Y ése, claro está, es el precio.
—Lo siento —digo, y poso mi vaso—. Tengo que irme, de veras.
Me mira.
—¿Va todo bien? Tienes una pinta muy rara.
—Fenomenal. Gracias por el trago. Me quedaría un rato más, pero…
—Fff… Así que hay una mujer. No pasa nada. Habré dejado este sitio reluciente para cuando vuelvas.
—Perdona —digo.
—¿Por qué? No me corresponde a mí juzgar lo que hagas. Hay gente de sobra dispuesta a tirar la primera piedra. —Me da una palmada en el hombro—. Venga. Tráeme una chica extraplanetaria la próxima vez. Con la piel verde estaría bien. Me gusta el verde.
—¿La Torá no dice nada al respecto?
—Correré el riesgo —replica Isaac—. Shalom.
Me siento ligeramente achispado cuando llego al apartamento de Raymonde.

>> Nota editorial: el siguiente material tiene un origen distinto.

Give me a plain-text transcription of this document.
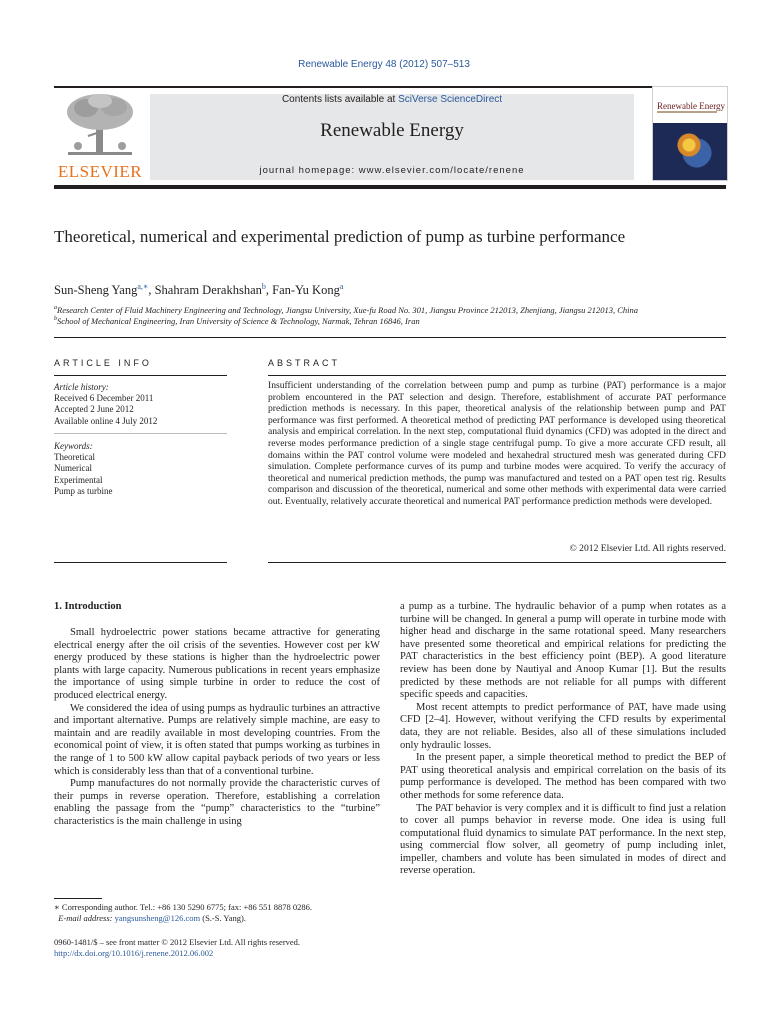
Renewable Energy 48 (2012) 507–513
ELSEVIER
Contents lists available at SciVerse ScienceDirect
Renewable Energy
journal homepage: www.elsevier.com/locate/renene
Renewable Energy
Theoretical, numerical and experimental prediction of pump as turbine performance
Sun-Sheng Yang$^{a,∗}$, Shahram Derakhshan$^b$, Fan-Yu Kong$^a$
$^a$Research Center of Fluid Machinery Engineering and Technology, Jiangsu University, Xue-fu Road No. 301, Jiangsu Province 212013, Zhenjiang, Jiangsu 212013, China
$^b$School of Mechanical Engineering, Iran University of Science & Technology, Narmak, Tehran 16846, Iran
ARTICLE INFO
Article history:
Received 6 December 2011
Accepted 2 June 2012
Available online 4 July 2012
Keywords:
Theoretical
Numerical
Experimental
Pump as turbine
ABSTRACT
Insufficient understanding of the correlation between pump and pump as turbine (PAT) performance is a major problem encountered in the PAT selection and design. Therefore, establishment of accurate PAT performance prediction methods is necessary. In this paper, theoretical analysis of the relationship between pump and PAT performance was first performed. A theoretical method of predicting PAT performance is developed using theoretical analysis and empirical correlation. In the next step, computational fluid dynamics (CFD) was adopted in the direct and reverse modes performance prediction of a single stage centrifugal pump. To give a more accurate CFD result, all domains within the PAT control volume were modeled and hexahedral structured mesh was generated during CFD simulation. Complete performance curves of its pump and turbine modes were acquired. To verify the accuracy of theoretical and numerical prediction methods, the pump was manufactured and tested on a PAT open test rig. Results comparison and discussion of the theoretical, numerical and some other methods with experimental data were carried out. Eventually, relatively accurate theoretical and numerical PAT performance prediction methods were developed.
© 2012 Elsevier Ltd. All rights reserved.
1. Introduction

Small hydroelectric power stations became attractive for generating electrical energy after the oil crisis of the seventies. However cost per kW energy produced by these stations is higher than the hydroelectric power plants with large capacity. Numerous publications in recent years emphasize the importance of using simple turbine in order to reduce the cost of produced electrical energy.

We considered the idea of using pumps as hydraulic turbines an attractive and important alternative. Pumps are relatively simple machine, are easy to maintain and are readily available in most developing countries. From the economical point of view, it is often stated that pumps working as turbines in the range of 1 to 500 kW allow capital payback periods of two years or less which is considerably less than that of a conventional turbine.

Pump manufactures do not normally provide the characteristic curves of their pumps in reverse operation. Therefore, establishing a correlation enabling the passage from the “pump” characteristics to the “turbine” characteristics is the main challenge in using

a pump as a turbine. The hydraulic behavior of a pump when rotates as a turbine will be changed. In general a pump will operate in turbine mode with higher head and discharge in the same rotational speed. Many researchers have presented some theoretical and empirical relations for predicting the PAT characteristics in the best efficiency point (BEP). A good literature review has been done by Nautiyal and Anoop Kumar [1]. But the results predicted by these methods are not reliable for all pumps with different specific speeds and capacities.

Most recent attempts to predict performance of PAT, have made using CFD [2–4]. However, without verifying the CFD results by experimental data, they are not reliable. Besides, also all of these simulations included only hydraulic losses.

In the present paper, a simple theoretical method to predict the BEP of PAT using theoretical analysis and empirical correlation on the basis of its pump performance is developed. The method has been compared with two other methods for some reference data.

The PAT behavior is very complex and it is difficult to find just a relation to cover all pumps behavior in reverse mode. One idea is using full computational fluid dynamics to simulate PAT performance. In the next step, using commercial flow solver, all geometry of pump including inlet, impeller, chambers and volute has been simulated in modes of direct and reverse operation.

∗ Corresponding author. Tel.: +86 130 5290 6775; fax: +86 551 8878 0286.
E-mail address: yangsunsheng@126.com (S.-S. Yang).
0960-1481/$ – see front matter © 2012 Elsevier Ltd. All rights reserved.
http://dx.doi.org/10.1016/j.renene.2012.06.002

—No te esperaba hasta mucho, muchísimo más tarde —dice cuando me abre la puerta. Me abro paso entre los drones biosintéticos inertes que han estado arreglando el sitio. Hay cubiertas de materia temporal colgadas por todas partes, como telas de araña—. Perdona el desorden, pero es culpa tuya.
—Lo sé.
Me observa con atención.
—¿Y bien?
—Déjame verla.
Me siento en una silla de aspecto enclenque, recién imprimida, y me dispongo a esperar. Raymonde vuelve y me entrega un objeto envuelto en un paño.
—Nunca me explicaste qué hace exactamente —dice—. Espero que sepas lo que haces.
Saco la pistola y me quedo mirándola. Parece más pesada que la última vez que la sostuve, fea con su cañón achatado y su cargador bulboso con las nueve balas, las nueve Cualidades de Dios. Me la guardo en el bolsillo.
—Tengo que irme, pensar un poco —le digo a Raymonde—. Si no volvemos a vernos… Gracias.
Aparta la mirada, en silencio.
Cierro la puerta detrás de mí y tomo el ascensor para bajar al nivel de la calle. Siento un cosquilleo extraño en mi gevulot, y de improviso hay alguien caminando conmigo por la Avenida, un joven de cabellos morenos con un traje elegante, igualando mi paso. Su cara es la mía, pero su sonrisa despreocupada no. Le indico por señas que tome la delantera y lo sigo.